Award-winning Japanese quantum physicist Haruki Watanabe has left the University of Tokyo for the Hong Kong University of Science and Technology, citing a salary roughly three times higher and a research budget about 10 times larger than what his home institution could provide.
Watanabe, a condensed matter theorist who shared a 2022 Breakthrough Prize for his work on exotic new phases of matter, took up a dual appointment at HKUST in March as professor of physics and a professor at the university's Jockey Club Institute for Advanced Study.
In an interview with Nikkei, Watanabe said he spent seven years as an associate professor at the University of Tokyo's Department of Applied Physics hoping to move up to a full professorship. With no opening at his home institution, he applied to several Japanese national universities while also looking abroad. HKUST eventually made an offer that made the decision straightforward.
HKUST offered Watanabe startup funds of about 100 million yen (US$629,000) over his first five years to build his laboratory. By contrast, full professors at the University of Tokyo typically receive about 2 million yen (US$12,600) a year for research, which Watanabe described as nowhere near enough to run a modern theoretical physics group.
As an associate professor in Tokyo, Watanabe earned roughly 10 million yen a year. Counting salary, housing allowance, health insurance, pension contributions and relocation expenses, his total package at HKUST came to about three times what he had been receiving in Japan.

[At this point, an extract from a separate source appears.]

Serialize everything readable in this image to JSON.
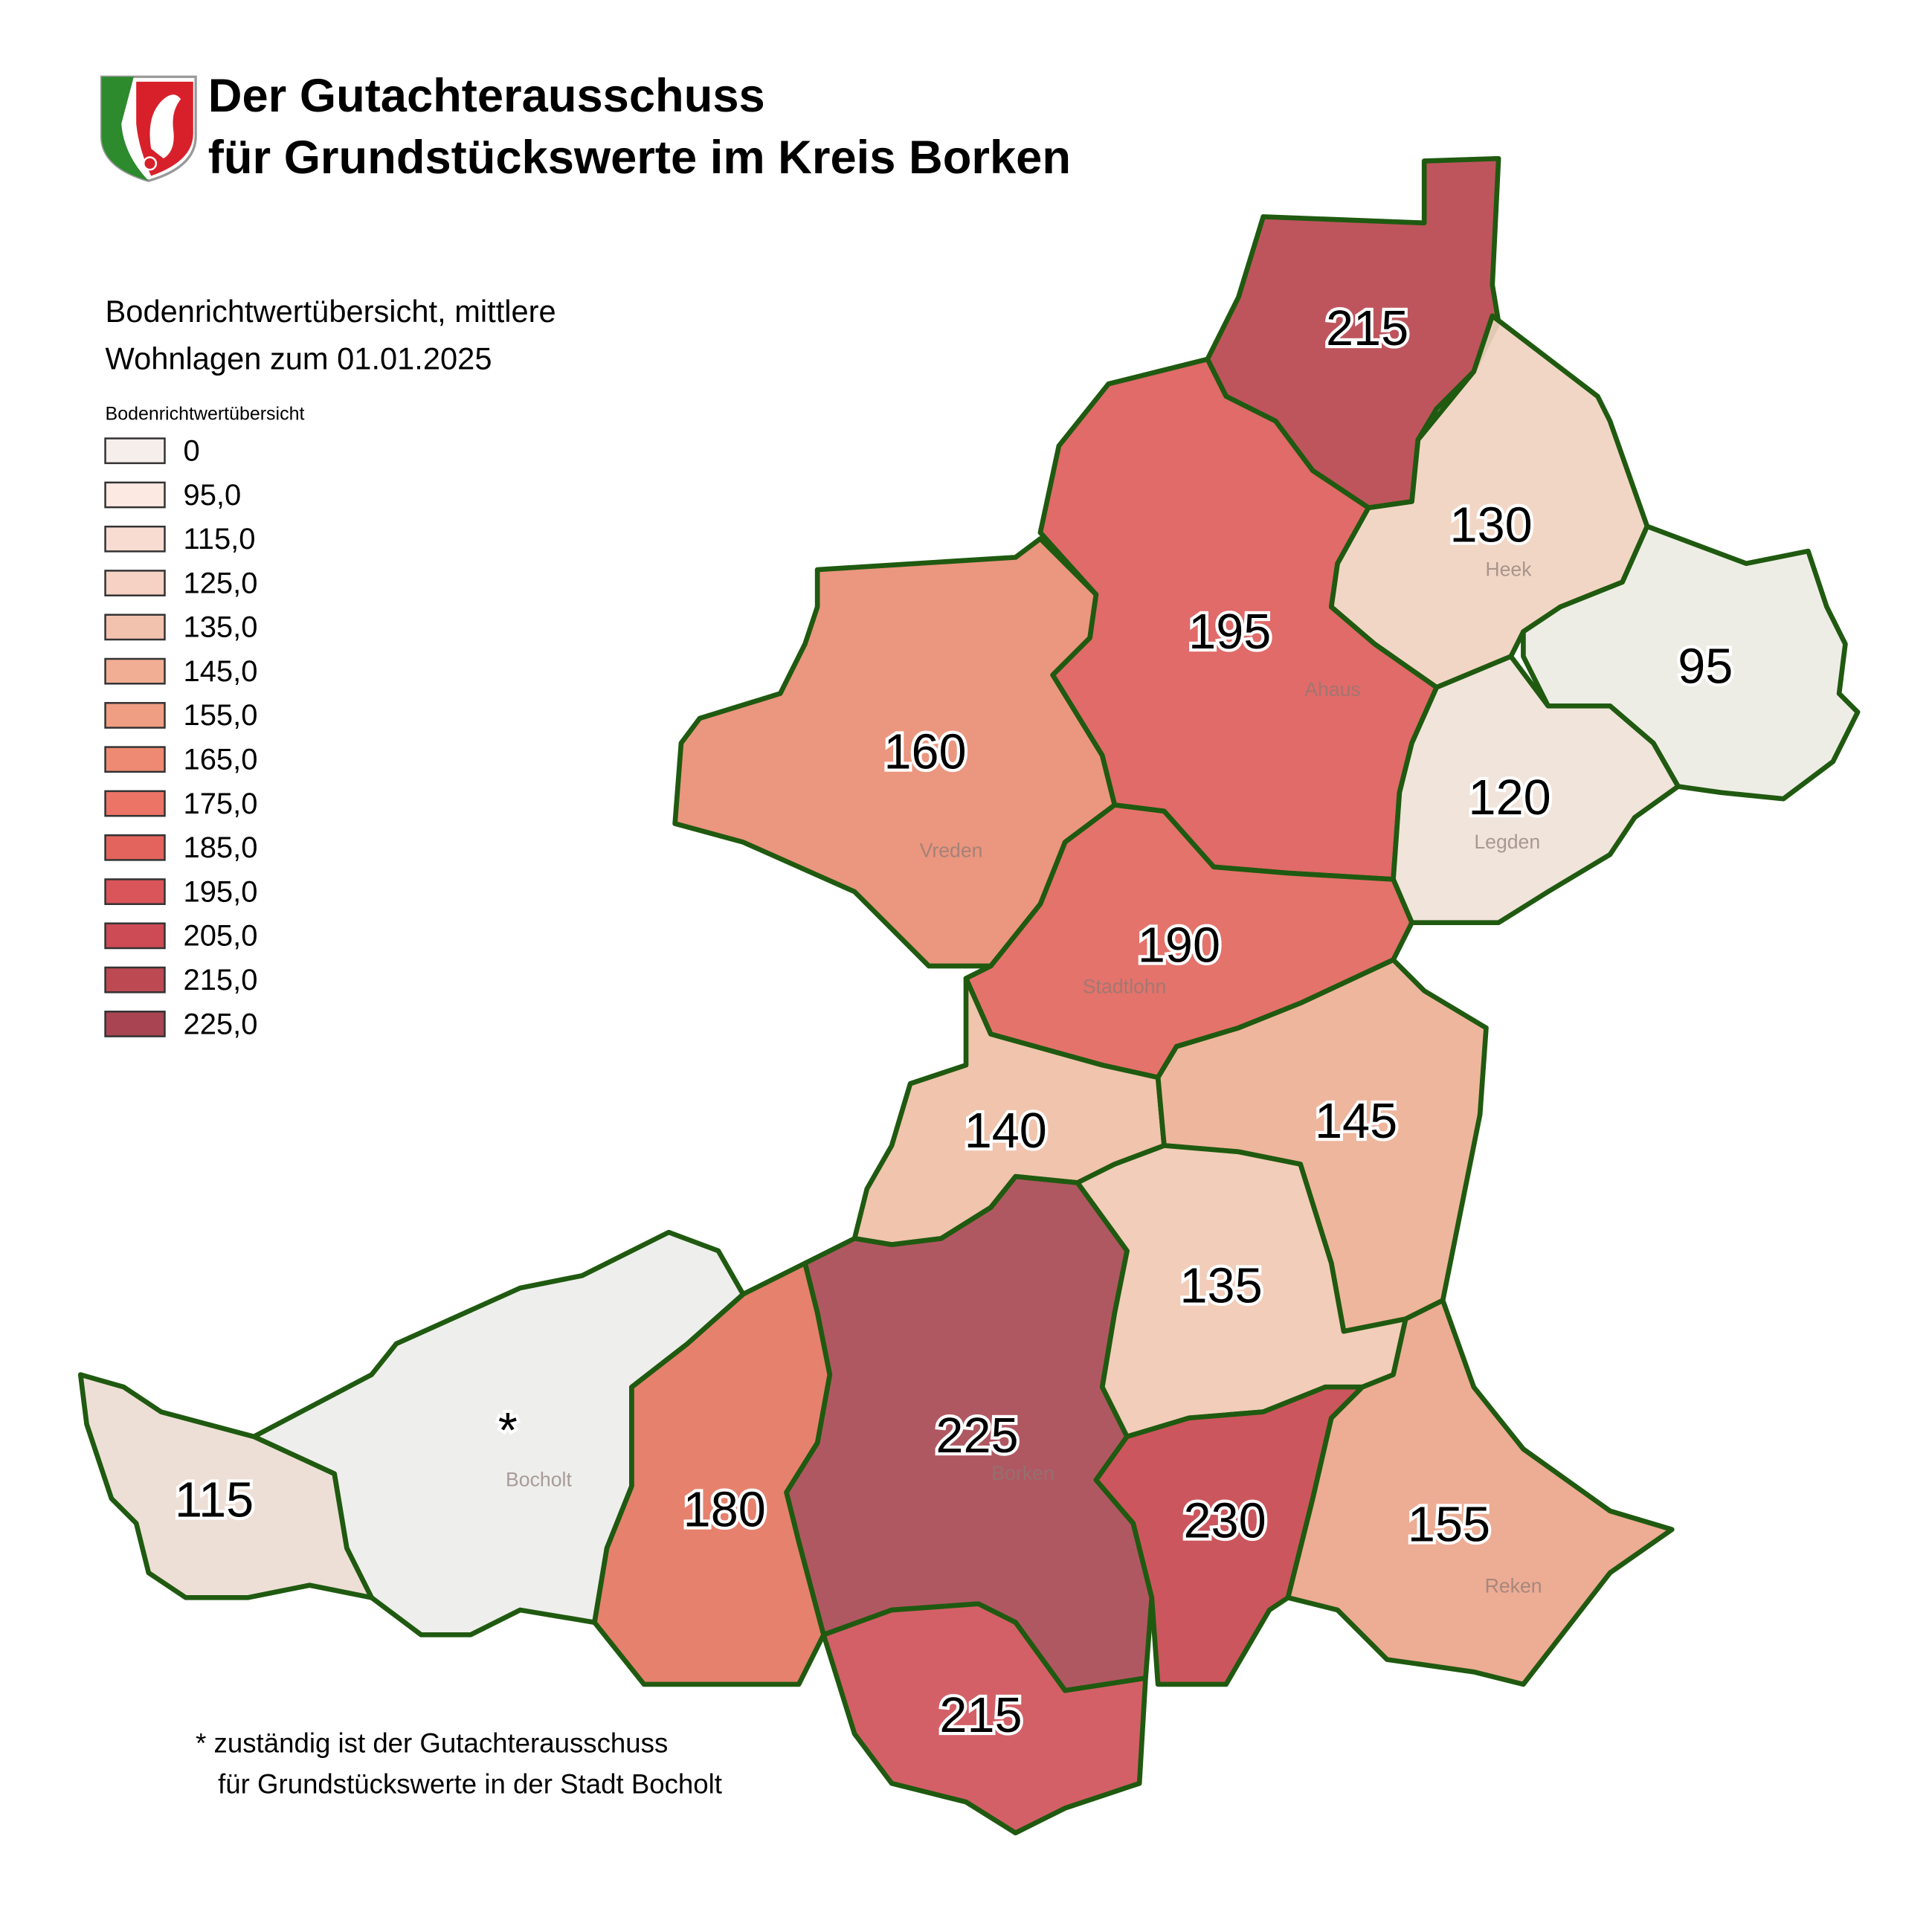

Watanabe also noted that Japanese national universities do not disclose actual salary figures before a faculty hire begins work, while HKUST spelled out every line of the compensation package in writing before he accepted. That transparency, he said, was itself part of why he took the offer.
His move comes amid sustained Hong Kong spending on senior academic recruitment, including the Global STEM Professorship Scheme and a HK$3 billion Frontier Technology Research Support Scheme approved by the Legislative Council in May 2025 to help universities recruit top international researchers.